A passenger checks on-board flight information in the departure hall at Madrid Barajas airport.

Paul Hanna | Bloomberg | Getty Images

SINGAPORE – More than two decades of growth in passenger traffic was wiped out by 2020, a new report has found.

“The pandemic and its impact wiped out 21 years of global passenger traffic growth in just a few months, reducing traffic this year to levels last seen in 1999,” he said.

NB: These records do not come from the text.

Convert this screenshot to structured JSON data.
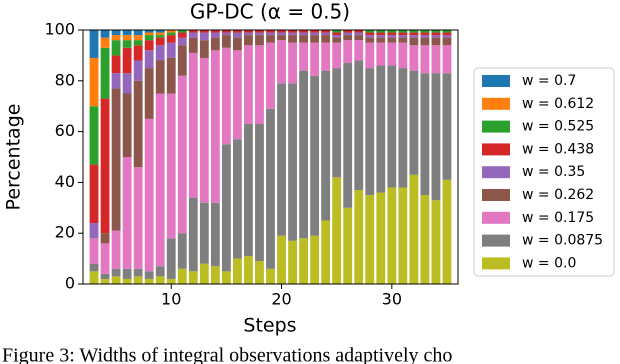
{
  "chart_data": {
    "type": "stacked_bar",
    "title": "GP-DC (α = 0.5)",
    "x_label": "Steps",
    "y_label": "Percentage",
    "caption": "Figure 3: Widths of integral observations adaptively cho",
    "x": [
      3,
      4,
      5,
      6,
      7,
      8,
      9,
      10,
      11,
      12,
      13,
      14,
      15,
      16,
      17,
      18,
      19,
      20,
      21,
      22,
      23,
      24,
      25,
      26,
      27,
      28,
      29,
      30,
      31,
      32,
      33,
      34,
      35
    ],
    "xlim": [
      2,
      36
    ],
    "xticks": [
      10,
      20,
      30
    ],
    "ylim": [
      0,
      100
    ],
    "yticks": [
      0,
      20,
      40,
      60,
      80,
      100
    ],
    "legend_position": "right",
    "series": [
      {
        "name": "w = 0.0",
        "color": "#bcbd22",
        "values": [
          5,
          2,
          3,
          2,
          3,
          2,
          3,
          2,
          6,
          5,
          8,
          7,
          5,
          10,
          11,
          9,
          6,
          19,
          17,
          18,
          19,
          25,
          42,
          30,
          37,
          35,
          36,
          38,
          38,
          43,
          35,
          33,
          41
        ]
      },
      {
        "name": "w = 0.0875",
        "color": "#7f7f7f",
        "values": [
          3,
          2,
          3,
          4,
          3,
          3,
          4,
          16,
          14,
          29,
          24,
          25,
          50,
          47,
          52,
          54,
          63,
          60,
          62,
          66,
          63,
          59,
          43,
          57,
          51,
          50,
          50,
          48,
          47,
          41,
          48,
          50,
          42
        ]
      },
      {
        "name": "w = 0.175",
        "color": "#e377c2",
        "values": [
          10,
          12,
          15,
          44,
          40,
          60,
          68,
          57,
          62,
          57,
          57,
          60,
          38,
          35,
          31,
          31,
          26,
          17,
          16,
          11,
          13,
          11,
          10,
          9,
          8,
          10,
          9,
          9,
          10,
          10,
          11,
          11,
          11
        ]
      },
      {
        "name": "w = 0.262",
        "color": "#8c564b",
        "values": [
          0,
          4,
          56,
          25,
          34,
          20,
          13,
          14,
          12,
          6,
          7,
          5,
          5,
          5,
          4,
          4,
          3,
          2,
          3,
          3,
          3,
          3,
          2,
          2,
          2,
          2,
          2,
          2,
          2,
          3,
          3,
          3,
          3
        ]
      },
      {
        "name": "w = 0.35",
        "color": "#9467bd",
        "values": [
          6,
          0,
          6,
          8,
          8,
          7,
          6,
          6,
          3,
          2,
          3,
          2,
          1,
          2,
          1,
          1,
          1,
          1,
          1,
          1,
          1,
          1,
          1,
          1,
          1,
          1,
          1,
          1,
          1,
          1,
          1,
          1,
          1
        ]
      },
      {
        "name": "w = 0.438",
        "color": "#d62728",
        "values": [
          23,
          53,
          7,
          10,
          6,
          4,
          3,
          3,
          2,
          1,
          1,
          1,
          1,
          1,
          1,
          1,
          1,
          1,
          1,
          1,
          1,
          1,
          1,
          1,
          1,
          1,
          1,
          1,
          1,
          1,
          1,
          1,
          1
        ]
      },
      {
        "name": "w = 0.525",
        "color": "#2ca02c",
        "values": [
          23,
          20,
          6,
          3,
          2,
          2,
          1,
          1,
          1,
          0,
          0,
          0,
          0,
          0,
          0,
          0,
          0,
          0,
          0,
          0,
          0,
          0,
          1,
          0,
          0,
          1,
          1,
          1,
          1,
          1,
          1,
          1,
          1
        ]
      },
      {
        "name": "w = 0.612",
        "color": "#ff7f0e",
        "values": [
          19,
          4,
          2,
          2,
          2,
          1,
          1,
          1,
          0,
          0,
          0,
          0,
          0,
          0,
          0,
          0,
          0,
          0,
          0,
          0,
          0,
          0,
          0,
          0,
          0,
          0,
          0,
          0,
          0,
          0,
          0,
          0,
          0
        ]
      },
      {
        "name": "w = 0.7",
        "color": "#1f77b4",
        "values": [
          11,
          3,
          2,
          2,
          2,
          1,
          1,
          0,
          0,
          0,
          0,
          0,
          0,
          0,
          0,
          0,
          0,
          0,
          0,
          0,
          0,
          0,
          0,
          0,
          0,
          0,
          0,
          0,
          0,
          0,
          0,
          0,
          0
        ]
      }
    ]
  }
}
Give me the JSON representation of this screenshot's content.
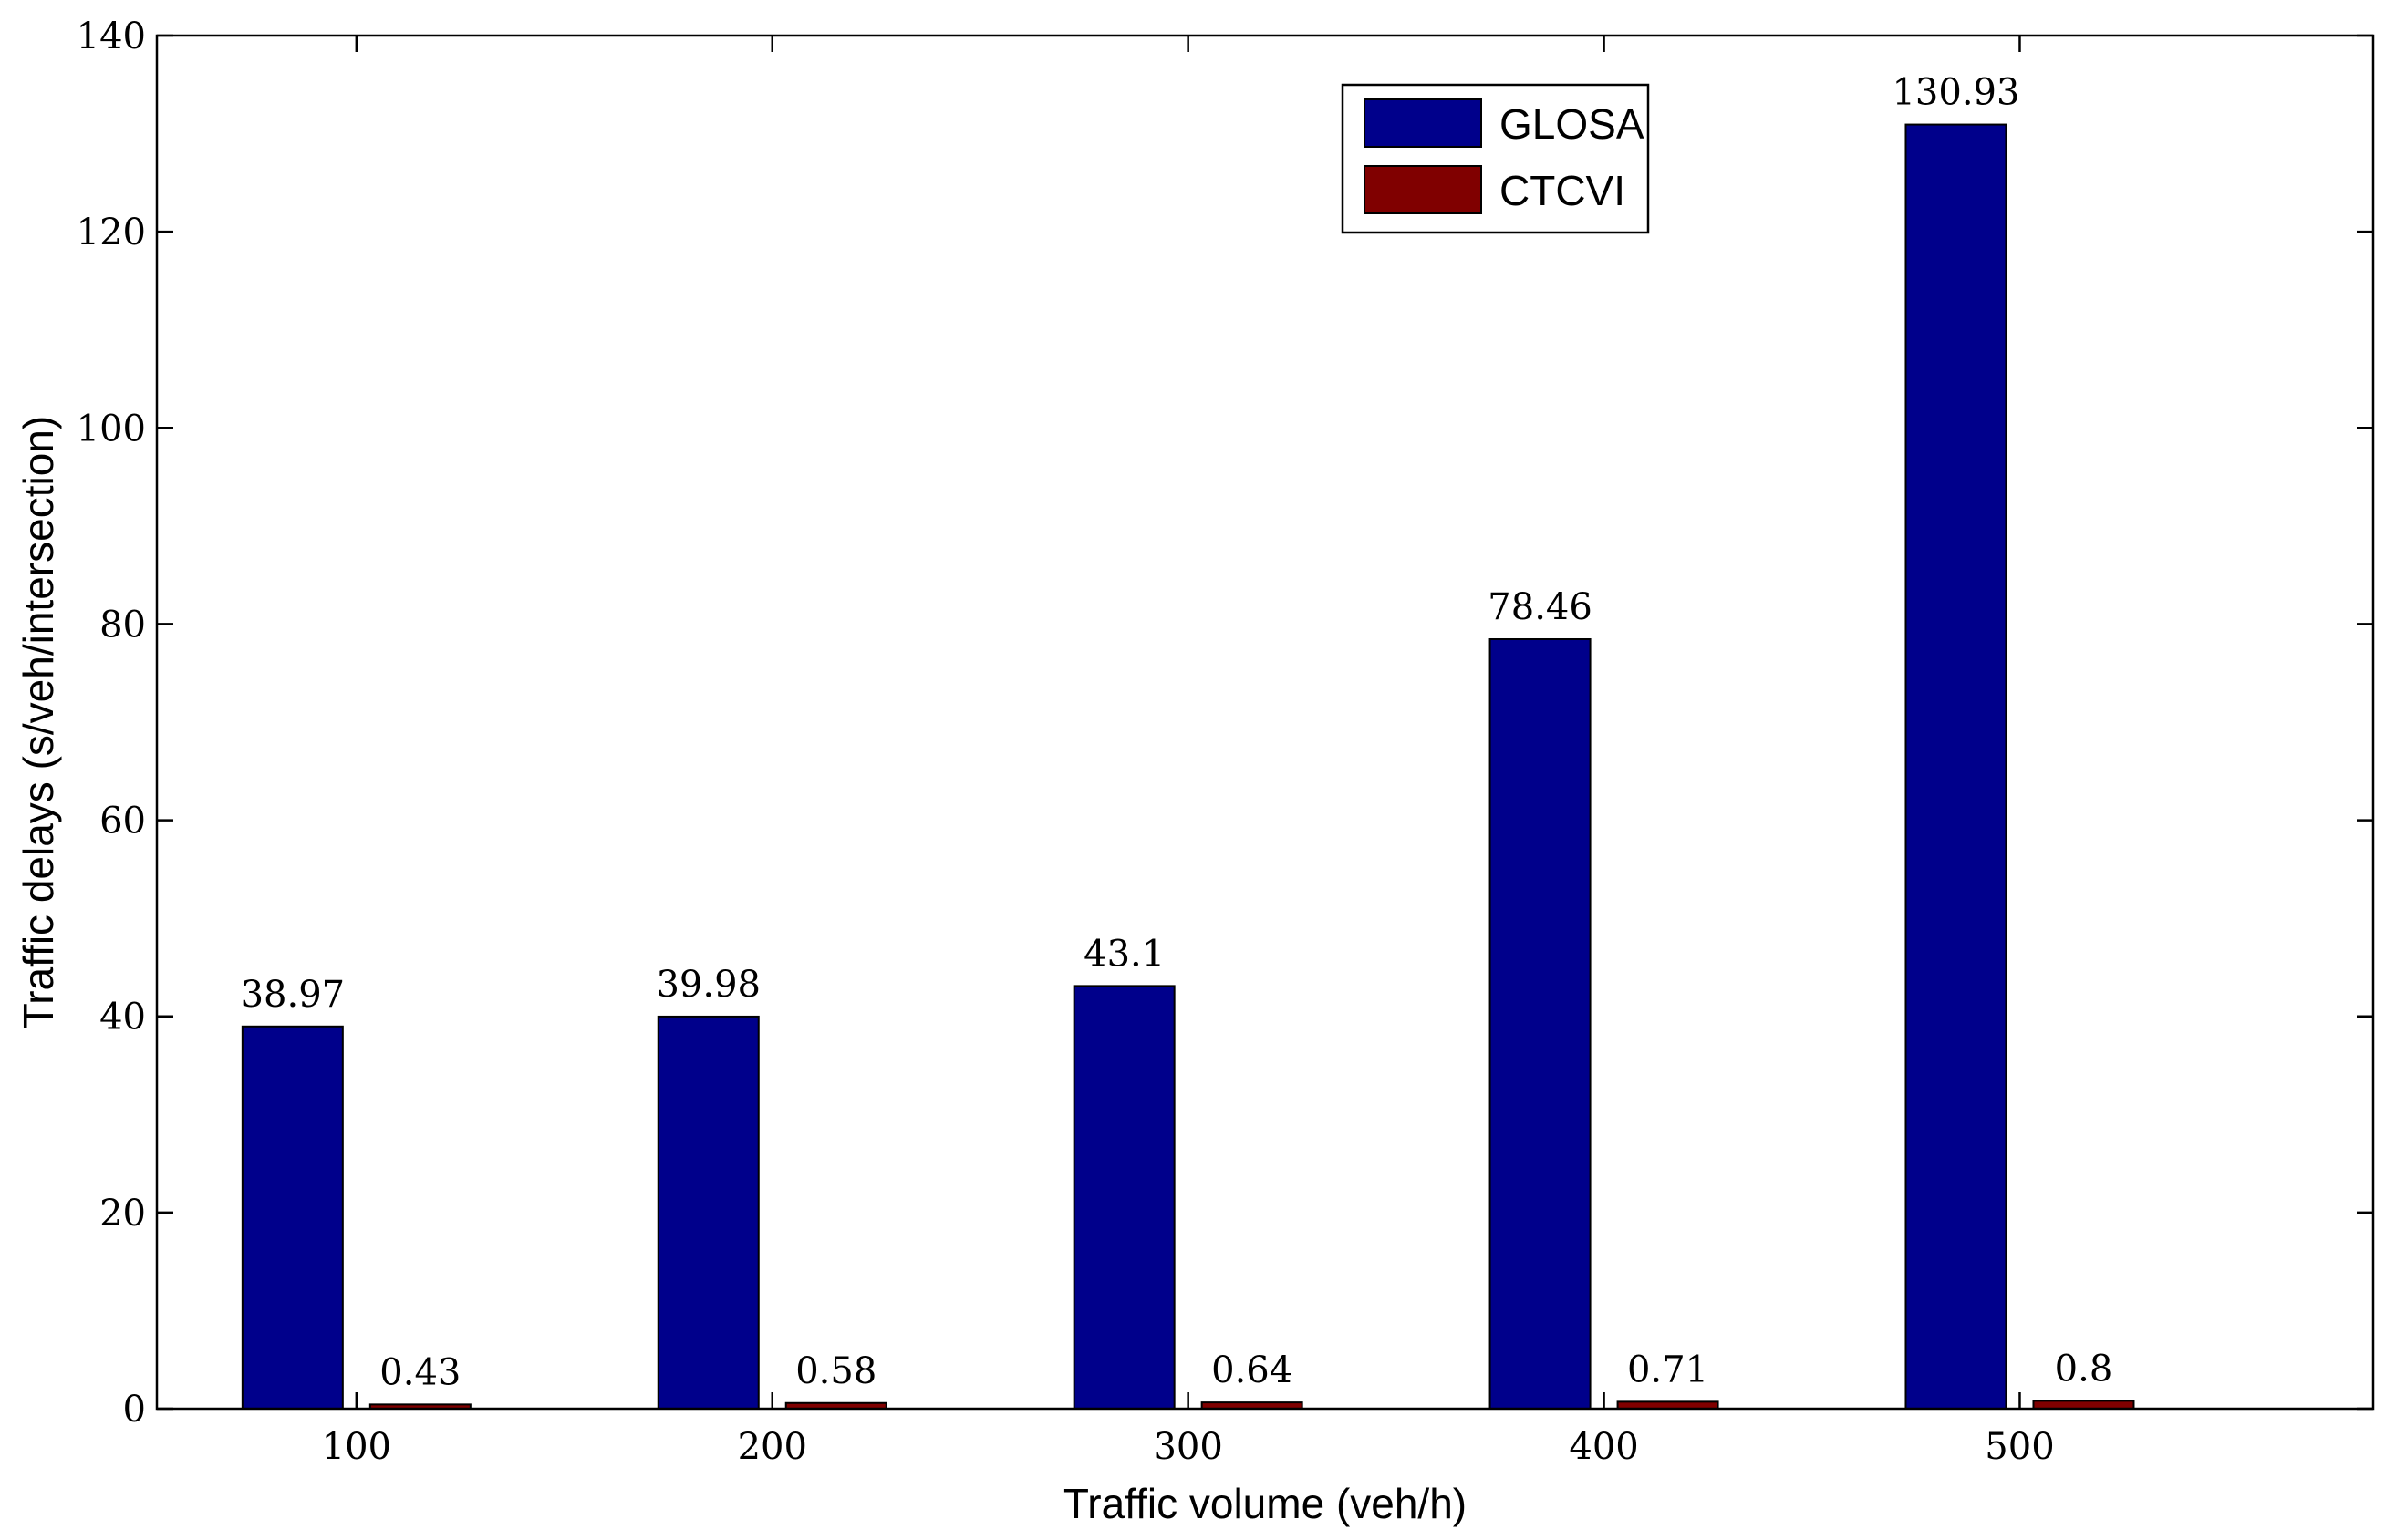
{
  "chart_data": {
    "type": "bar",
    "title": "",
    "xlabel": "Traffic volume (veh/h)",
    "ylabel": "Traffic delays (s/veh/intersection)",
    "categories": [
      "100",
      "200",
      "300",
      "400",
      "500"
    ],
    "ylim": [
      0,
      140
    ],
    "yticks": [
      0,
      20,
      40,
      60,
      80,
      100,
      120,
      140
    ],
    "series": [
      {
        "name": "GLOSA",
        "color": "#00008B",
        "values": [
          38.97,
          39.98,
          43.1,
          78.46,
          130.93
        ],
        "labels": [
          "38.97",
          "39.98",
          "43.1",
          "78.46",
          "130.93"
        ]
      },
      {
        "name": "CTCVI",
        "color": "#800000",
        "values": [
          0.43,
          0.58,
          0.64,
          0.71,
          0.8
        ],
        "labels": [
          "0.43",
          "0.58",
          "0.64",
          "0.71",
          "0.8"
        ]
      }
    ],
    "legend_position": "top-center",
    "grid": false
  }
}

Cirium, a travel data and analysis company.

“Compared to last year, passenger traffic is estimated to be down 67% in 2020,” the company said in a press release.

Only 2.9 trillion kilometers of global passenger revenue (RPKn) were recorded in 2020, compared to 8.7 trillion in 2019. RPKn are used as a measure of airline traffic.

The aviation industry was hit hard by the pandemic of coronavirus, as countries closed their borders in an effort to stop the spread of the disease.

According to Cirium data, airlines operated 16.8 million flights from January 1 to December 20, 2020. That’s down from 33.2 million in the same period in 2019.

More than 40 airlines have either completely stopped or suspended operations, and experts expect more to fail in 2021, according to Cirium.

Road to get past

Asia-Pacific and North America were “the fastest established on the long road to recovery,” according to Cirium’s Airline Insights Review 2020 report.

That trend was reflected in Cirium’s list of the busiest airports in the world, in which airports in the US and China dominated.

Realizing that cities like New York, Beijing and Shanghai were missing from the list, David White, vice president of strategy at Cirium, told CNBC that airports like John F appear to be. Kennedy in New York has been “making an unfair impact because of their international traffic at normal times. “

Airports such as Minneapolis, O’Hare (Chicago), [Dallas-Fort Worth], Atlanta and Charlotte now have significantly higher traffic than JFK because of the number of domestic flights at these domestic airports, “he said. A similar pattern was reported. seen in some Chinese airports.

International flights fell 68% compared to 2019, while domestic travel fell down 40%.

Cirium expects passenger demand for air travel to kick back in 2024 or 2025, with domestic and leisure traffic as the first sections to show a “sustainable recovery.”